Hey @bauerj , sorry for the late reply, but thanks for the PR! This is an issue that regularly crops up and typically has to do with the (un)availability of inotify (network shares are notoriously common). Using --no-inotify (or a similar-sounding argument, I don't remember it exactly) will have the system revert to its old behaviour of a loop-poll.

@ngerakines a "correspondent" is juts a word Paperless uses to refer to "the other party" in a document. As the project was initially designed as a means for one person to log documents that had been sent to them by post, the correspondent was usually the person sending the letter to you. Otherwise, if it was a copy of something you sent to someone else, the correspondent would be the person/company/whatever you were sending the document to. If you feel this wasn't sufficiently clear, feel free to amend the docs! Pull requests are always welcome for documentation :-)

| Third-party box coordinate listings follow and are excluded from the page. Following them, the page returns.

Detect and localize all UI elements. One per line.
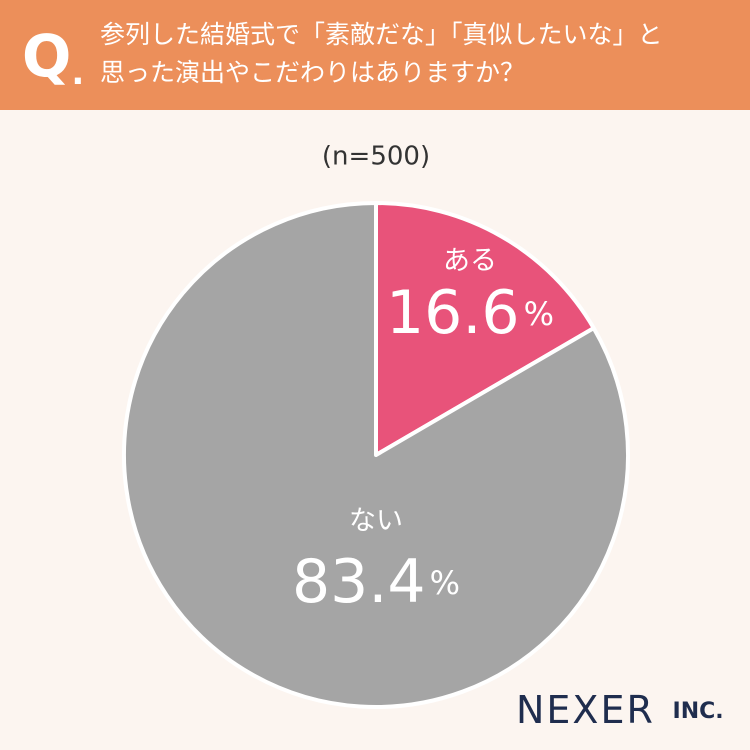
question-mark: Q. xyxy=(22,22,84,92)
category-label: ある xyxy=(443,246,497,277)
pie xyxy=(122,201,630,709)
value-number: 16.6 xyxy=(386,278,520,348)
q-letter: Q xyxy=(22,22,71,90)
value-number: 83.4 xyxy=(292,547,426,617)
header-band xyxy=(0,0,750,110)
subtitle: (n=500) xyxy=(322,142,430,172)
value-label: 16.6% xyxy=(386,278,554,348)
title-line: 参列した結婚式で「素敵だな」「真似したいな」と xyxy=(100,20,663,49)
category-label: ない xyxy=(349,506,403,537)
question-mark-text: Q. xyxy=(22,22,84,92)
pie-slice xyxy=(122,201,630,709)
logo: NEXER INC. xyxy=(516,688,724,732)
value-unit: % xyxy=(430,564,460,602)
title-line: 思った演出やこだわりはありますか？ xyxy=(100,58,525,87)
logo-sub: INC. xyxy=(665,699,724,724)
logo-text: NEXER INC. xyxy=(516,688,724,732)
value-unit: % xyxy=(524,295,554,333)
q-dot: . xyxy=(71,53,84,93)
pie-slice xyxy=(374,201,596,457)
value-label: 83.4% xyxy=(292,547,460,617)
logo-main: NEXER xyxy=(516,688,655,732)
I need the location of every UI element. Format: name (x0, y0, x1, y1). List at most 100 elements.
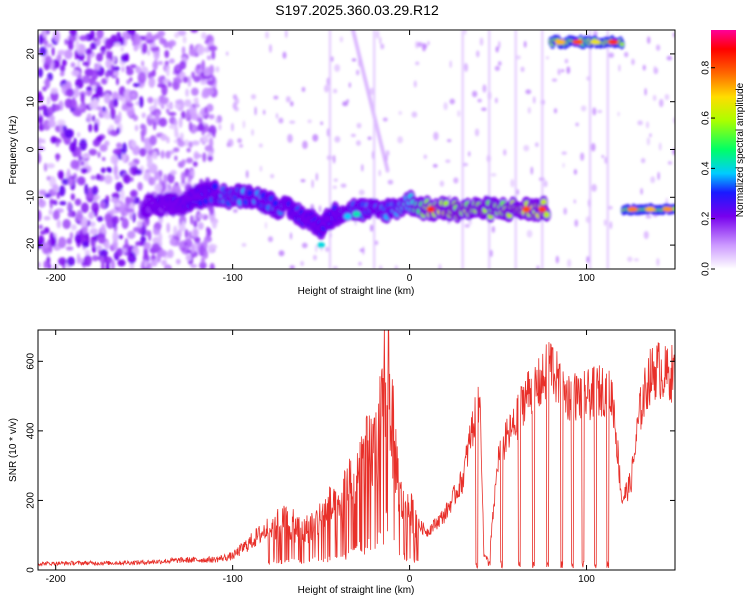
noise-blob (536, 265, 540, 269)
noise-blob (170, 170, 177, 176)
noise-blob (643, 230, 649, 240)
noise-blob (111, 208, 117, 214)
noise-blob (190, 263, 198, 269)
noise-blob (93, 234, 98, 243)
noise-blob (311, 179, 314, 189)
noise-blob (355, 140, 361, 146)
noise-blob (113, 164, 119, 177)
noise-blob (174, 131, 180, 139)
noise-blob (141, 112, 146, 119)
noise-blob (46, 163, 55, 169)
noise-blob (580, 152, 585, 161)
noise-blob (76, 253, 81, 265)
noise-blob (201, 59, 205, 72)
noise-blob (174, 103, 181, 109)
noise-blob (449, 98, 455, 105)
noise-blob (190, 170, 195, 177)
noise-blob (142, 124, 147, 136)
noise-blob (196, 44, 205, 56)
noise-blob (307, 119, 312, 124)
noise-blob (453, 177, 459, 184)
noise-blob (203, 74, 212, 80)
chart-title: S197.2025.360.03.29.R12 (275, 2, 439, 18)
noise-blob (96, 135, 103, 142)
noise-blob (113, 98, 119, 108)
noise-blob (218, 123, 222, 131)
noise-blob (633, 258, 639, 262)
noise-blob (318, 205, 322, 213)
noise-blob (574, 219, 579, 227)
noise-blob (47, 106, 54, 117)
noise-blob (273, 95, 279, 100)
noise-blob (477, 98, 482, 103)
noise-blob (251, 129, 254, 136)
noise-blob (525, 89, 532, 95)
noise-blob (156, 112, 160, 119)
noise-blob (47, 119, 56, 128)
noise-blob (52, 104, 61, 112)
noise-blob (471, 90, 478, 98)
noise-blob (118, 234, 124, 240)
noise-blob (164, 60, 169, 65)
noise-blob (378, 265, 383, 269)
noise-blob (199, 261, 207, 269)
noise-blob (193, 220, 198, 228)
noise-blob (141, 60, 145, 67)
snr-x-label: Height of straight line (km) (298, 585, 415, 596)
noise-blob (278, 250, 285, 257)
noise-blob (103, 113, 112, 120)
noise-blob (89, 221, 96, 228)
noise-blob (411, 111, 418, 118)
ridge-blob (211, 183, 218, 190)
noise-blob (464, 224, 470, 228)
noise-blob (91, 201, 100, 214)
noise-blob (350, 133, 356, 137)
noise-blob (438, 263, 442, 269)
noise-blob (160, 133, 168, 141)
noise-blob (192, 161, 198, 167)
noise-blob (197, 222, 204, 230)
noise-blob (88, 148, 97, 156)
noise-blob (105, 58, 112, 69)
noise-blob (48, 208, 53, 216)
noise-blob (38, 106, 43, 111)
noise-blob (320, 247, 323, 252)
noise-blob (52, 184, 59, 193)
upper-band-peak (608, 39, 619, 45)
noise-blob (356, 122, 362, 129)
noise-blob (497, 61, 502, 66)
noise-blob (139, 147, 147, 157)
noise-blob (44, 193, 52, 198)
noise-blob (356, 69, 360, 76)
noise-blob (140, 236, 147, 243)
noise-blob (104, 241, 110, 250)
noise-blob (498, 40, 501, 49)
noise-blob (464, 62, 467, 70)
heat-blur-group (38, 30, 675, 269)
noise-blob (188, 121, 193, 132)
hot-spot (317, 242, 326, 249)
noise-blob (121, 66, 125, 73)
noise-blob (181, 159, 186, 166)
noise-blob (209, 262, 215, 269)
noise-blob (150, 110, 158, 116)
noise-blob (68, 177, 74, 187)
noise-blob (80, 161, 85, 166)
noise-blob (141, 42, 148, 54)
noise-blob (38, 189, 47, 196)
noise-blob (185, 254, 192, 262)
noise-blob (573, 168, 578, 175)
noise-blob (101, 156, 106, 162)
noise-blob (215, 66, 220, 73)
noise-blob (208, 45, 218, 52)
noise-blob (43, 260, 48, 269)
noise-blob (110, 154, 119, 165)
noise-blob (76, 146, 82, 159)
noise-blob (153, 97, 158, 110)
spectrogram-x-label: Height of straight line (km) (298, 286, 415, 297)
noise-blob (657, 171, 660, 181)
noise-blob (667, 161, 673, 165)
noise-blob (275, 113, 279, 119)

@kallangerard I believe so, yes, but there's a few things you have to be concerned about:

  1. The consumer processes should all be looking at different source directories. Currently, there's no locking system for the consumer to say "hey, I've got this, pick something else" to other would-be consumers. If you target the same dir, you may end up with a race condition.
  2. The default configuration is to use sqlite which does not play well with multiple concurrent writes. If you want to go this route, I would strongly recommend that you use PostgreSQL instead.
  3. Assuming a single target PostgreSQL database, you won't need to run multiple instances of the webserver (unless you want to).

I think that's all you'd have to concern yourself with. If you do end up doing this up on a kubernetes cluster, I'd love to read the details of what you did to make it go. Please feel free to contribute some documentation and/or share a link to a blog/reddit post on the subject should you feel the urge to write down what you did.

Nick Gerakines
@ngerakines
Thanks!